Centrica has announced that the Rough offshore storage facility, the UK’s largest gas store, will not reopen. The site has reached the end of its life and in any case, its owner said, reopening the store would not be economic.

The site had been closed for safety checks and Centrica says it has concluded that  it “cannot safely return the assets and facilities to injection and storage operations”.

The company had already announced that it would not be able to inject more gas until late next year, and although it expected to be able to extract some gas this winter technically, in practice there would have been little in store to be accessed. System Operator National Grid Gas has allowed for zero gas from the Rough site this winter in its first winter outlook for 2017/18, but it said other imports would take up the slack.

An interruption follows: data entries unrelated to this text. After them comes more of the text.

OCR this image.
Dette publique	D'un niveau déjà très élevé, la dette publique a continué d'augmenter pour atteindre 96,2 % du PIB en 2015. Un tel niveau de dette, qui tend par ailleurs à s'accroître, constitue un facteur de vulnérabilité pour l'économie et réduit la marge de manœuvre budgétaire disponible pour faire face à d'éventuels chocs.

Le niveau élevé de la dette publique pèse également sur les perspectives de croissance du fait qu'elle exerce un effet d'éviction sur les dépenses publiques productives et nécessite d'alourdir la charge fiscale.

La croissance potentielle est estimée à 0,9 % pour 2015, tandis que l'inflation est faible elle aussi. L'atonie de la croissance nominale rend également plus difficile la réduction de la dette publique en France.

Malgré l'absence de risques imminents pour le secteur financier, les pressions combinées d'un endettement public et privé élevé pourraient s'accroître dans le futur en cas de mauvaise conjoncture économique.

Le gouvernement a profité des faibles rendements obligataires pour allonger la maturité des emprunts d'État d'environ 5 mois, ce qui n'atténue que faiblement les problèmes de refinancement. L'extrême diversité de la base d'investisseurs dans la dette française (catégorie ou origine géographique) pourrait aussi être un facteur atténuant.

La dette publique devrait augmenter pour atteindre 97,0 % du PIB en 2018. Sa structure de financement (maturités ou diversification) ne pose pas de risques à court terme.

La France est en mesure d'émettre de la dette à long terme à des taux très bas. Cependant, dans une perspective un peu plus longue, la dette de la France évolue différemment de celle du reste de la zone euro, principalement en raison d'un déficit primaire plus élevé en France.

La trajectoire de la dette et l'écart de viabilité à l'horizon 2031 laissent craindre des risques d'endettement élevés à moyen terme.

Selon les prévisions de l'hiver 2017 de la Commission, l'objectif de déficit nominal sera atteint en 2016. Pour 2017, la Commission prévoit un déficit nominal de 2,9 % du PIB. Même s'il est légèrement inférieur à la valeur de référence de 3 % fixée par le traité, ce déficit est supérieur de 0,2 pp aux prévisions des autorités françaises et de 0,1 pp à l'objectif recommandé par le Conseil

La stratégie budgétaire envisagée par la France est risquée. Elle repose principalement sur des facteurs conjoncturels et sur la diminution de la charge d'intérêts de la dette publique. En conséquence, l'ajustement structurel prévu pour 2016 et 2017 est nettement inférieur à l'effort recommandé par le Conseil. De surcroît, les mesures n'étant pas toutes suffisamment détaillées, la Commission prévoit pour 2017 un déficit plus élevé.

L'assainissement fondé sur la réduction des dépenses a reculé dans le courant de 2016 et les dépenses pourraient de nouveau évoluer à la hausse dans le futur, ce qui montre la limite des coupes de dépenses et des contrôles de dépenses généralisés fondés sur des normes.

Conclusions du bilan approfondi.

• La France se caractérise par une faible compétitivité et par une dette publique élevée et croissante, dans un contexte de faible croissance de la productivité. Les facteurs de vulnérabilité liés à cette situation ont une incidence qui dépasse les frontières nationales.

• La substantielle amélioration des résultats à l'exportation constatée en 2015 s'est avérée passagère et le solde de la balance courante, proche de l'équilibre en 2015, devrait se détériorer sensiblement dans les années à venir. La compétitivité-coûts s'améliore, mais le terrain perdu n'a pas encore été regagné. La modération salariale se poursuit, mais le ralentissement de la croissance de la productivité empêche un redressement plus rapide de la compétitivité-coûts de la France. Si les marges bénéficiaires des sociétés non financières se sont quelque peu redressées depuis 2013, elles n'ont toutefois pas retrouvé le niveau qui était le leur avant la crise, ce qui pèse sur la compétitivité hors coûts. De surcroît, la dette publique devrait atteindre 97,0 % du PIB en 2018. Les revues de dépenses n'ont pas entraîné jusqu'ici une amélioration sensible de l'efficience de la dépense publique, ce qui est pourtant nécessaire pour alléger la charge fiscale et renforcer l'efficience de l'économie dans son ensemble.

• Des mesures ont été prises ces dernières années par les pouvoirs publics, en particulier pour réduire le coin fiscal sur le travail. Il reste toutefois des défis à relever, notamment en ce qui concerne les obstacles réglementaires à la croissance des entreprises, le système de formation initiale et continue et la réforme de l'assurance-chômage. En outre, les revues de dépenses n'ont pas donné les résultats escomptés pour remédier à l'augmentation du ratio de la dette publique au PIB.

Centrica said it would recover as much as possible of the site’s ‘cushion’ gas (otherwise permanently retained), which it estimates at 183bcf. The UK uses around 2,500bcf of gas annually.

 

1 comment for “Rough storage reaches final closure

  1. July 7, 2017 at 8:22 PM

    Most European countries have 3-6 months’ gas consumption in storage, and deem under 3 months to be insufficient for system reliability, resilience and security. The vast majority of Britain’s mere 8 days’ storage were in Rough. Now we’re Brexiting, we can’t demand gas if we pay enough: our neighbours can easily say that their consumers are more important than ours at any price. When is the government and grid going to price energy security properly, to incentivise large scale storage and make it bankable?

    The same applies to electricity, where it’s profitable (at least, ours will be) but not bankable, so not built.

    Time for the government, Ofgem and National Grid to pull their heads out of the sand.